Under current plans the UK will become – for data protection purposes – a “third country” when it leaves the EU. Although the UK Government has stated that the rules for transferring personal data from the UK to the EU will remain the same, any transfers from the EU to the UK will need to satisfy the “export” clauses in Articles 44 to 49 of the General Data Protection Regulation. These rules could be enforced – as in my blog post on GDPR for universities in North America – by EU regulators prohibiting particular data exports (though I’m not aware of this happening for current third countries), by exporting organisations deciding that transferring data is too risky, or by individuals objecting, either to the exporting organisation or to their national courts.
The simplest solution for transfers from EU to UK would be if the UK were to receive an “adequacy decision” under Article 45, stating that it provided adequate protection for personal data. The current political declaration agreed by EU and UK negotiators suggests that such a decision might be made in 2020 with current arrangements applying during the agreed transition period. In case this agreement is not implemented, however, the UK Government recommends that any organisation receiving personal data from EU partners should ensure that these transfers are covered by contracts including the EU-approved Standard Contractual Clauses (SCCs). Unlike an adequacy assessment, this can be done before the UK leaves.

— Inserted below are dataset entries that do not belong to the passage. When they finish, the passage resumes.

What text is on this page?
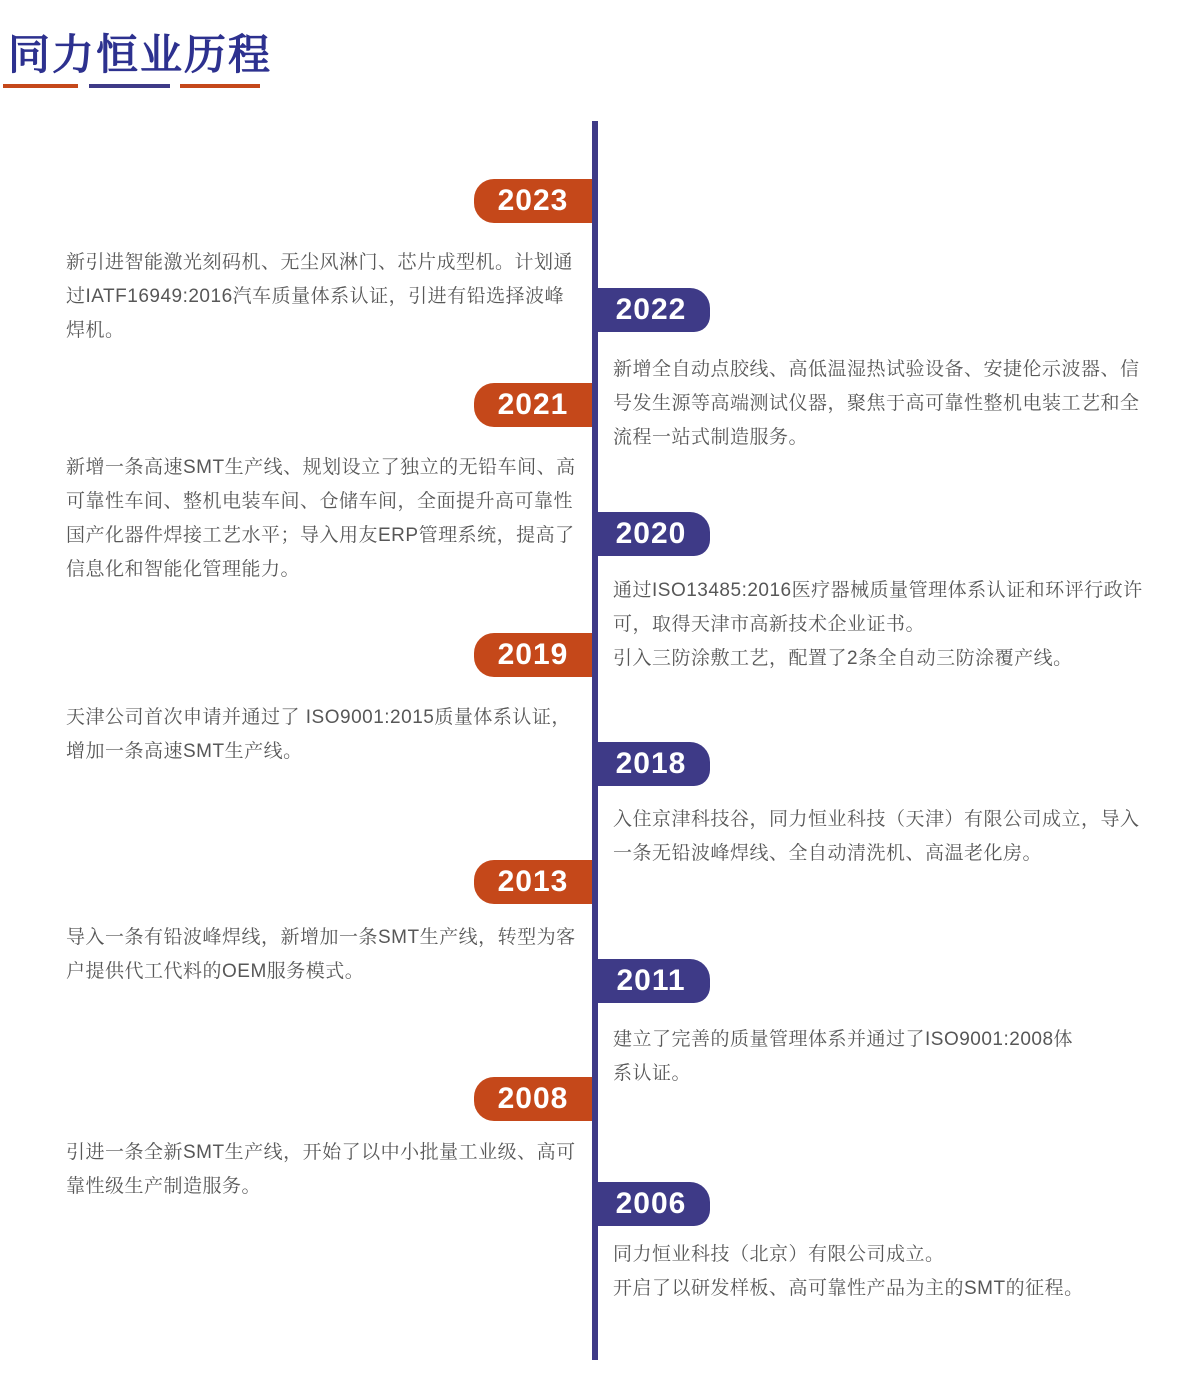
同力恒业历程
2023
新引进智能激光刻码机、无尘风淋门、芯片成型机。计划通过IATF16949:2016汽车质量体系认证，引进有铅选择波峰焊机。
2022
新增全自动点胶线、高低温湿热试验设备、安捷伦示波器、信号发生源等高端测试仪器，聚焦于高可靠性整机电装工艺和全流程一站式制造服务。
2021
新增一条高速SMT生产线、规划设立了独立的无铅车间、高可靠性车间、整机电装车间、仓储车间，全面提升高可靠性国产化器件焊接工艺水平；导入用友ERP管理系统，提高了信息化和智能化管理能力。
2020
通过ISO13485:2016医疗器械质量管理体系认证和环评行政许可，取得天津市高新技术企业证书。
引入三防涂敷工艺，配置了2条全自动三防涂覆产线。
2019
天津公司首次申请并通过了 ISO9001:2015质量体系认证，增加一条高速SMT生产线。	2018
入住京津科技谷，同力恒业科技（天津）有限公司成立，导入一条无铅波峰焊线、全自动清洗机、高温老化房。
2013
导入一条有铅波峰焊线，新增加一条SMT生产线，转型为客户提供代工代料的OEM服务模式。	2011
建立了完善的质量管理体系并通过了ISO9001:2008体系认证。
2008
引进一条全新SMT生产线，开始了以中小批量工业级、高可靠性级生产制造服务。
2006
同力恒业科技（北京）有限公司成立。
开启了以研发样板、高可靠性产品为主的SMT的征程。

Where organisations receive information direct from individuals, they may need to provide additional information and assurances about how the data and individuals’ rights will be protected, as there may be uncertainties whether these can still be enforced under EU law.
UK-hosted cloud services are likely to join other non-EU providers in offering SCCs to their international customers. UK organisations are likely to be able to continue to use EU-based clouds as at present: although retrieving personal data from such a cloud might possibly constitute an “export” this does not seem to have concerned Regulators so far [UPDATE: there is no mention of it in the Irish DPC guidance on no-deal Brexit]
Note that the UK’s Data Protection Act 2018 incorporates the export clauses along with the rest of the GDPR, so any UK organisation exporting personal data to the rest of the world will continue to be responsible for ensuring that those provisions are satisfied. This could involve the same UK organisation having to accept SCCs as an importer from the EU, and to insist that other (non-EU) organisations accept SCCs when it exports personal data to them.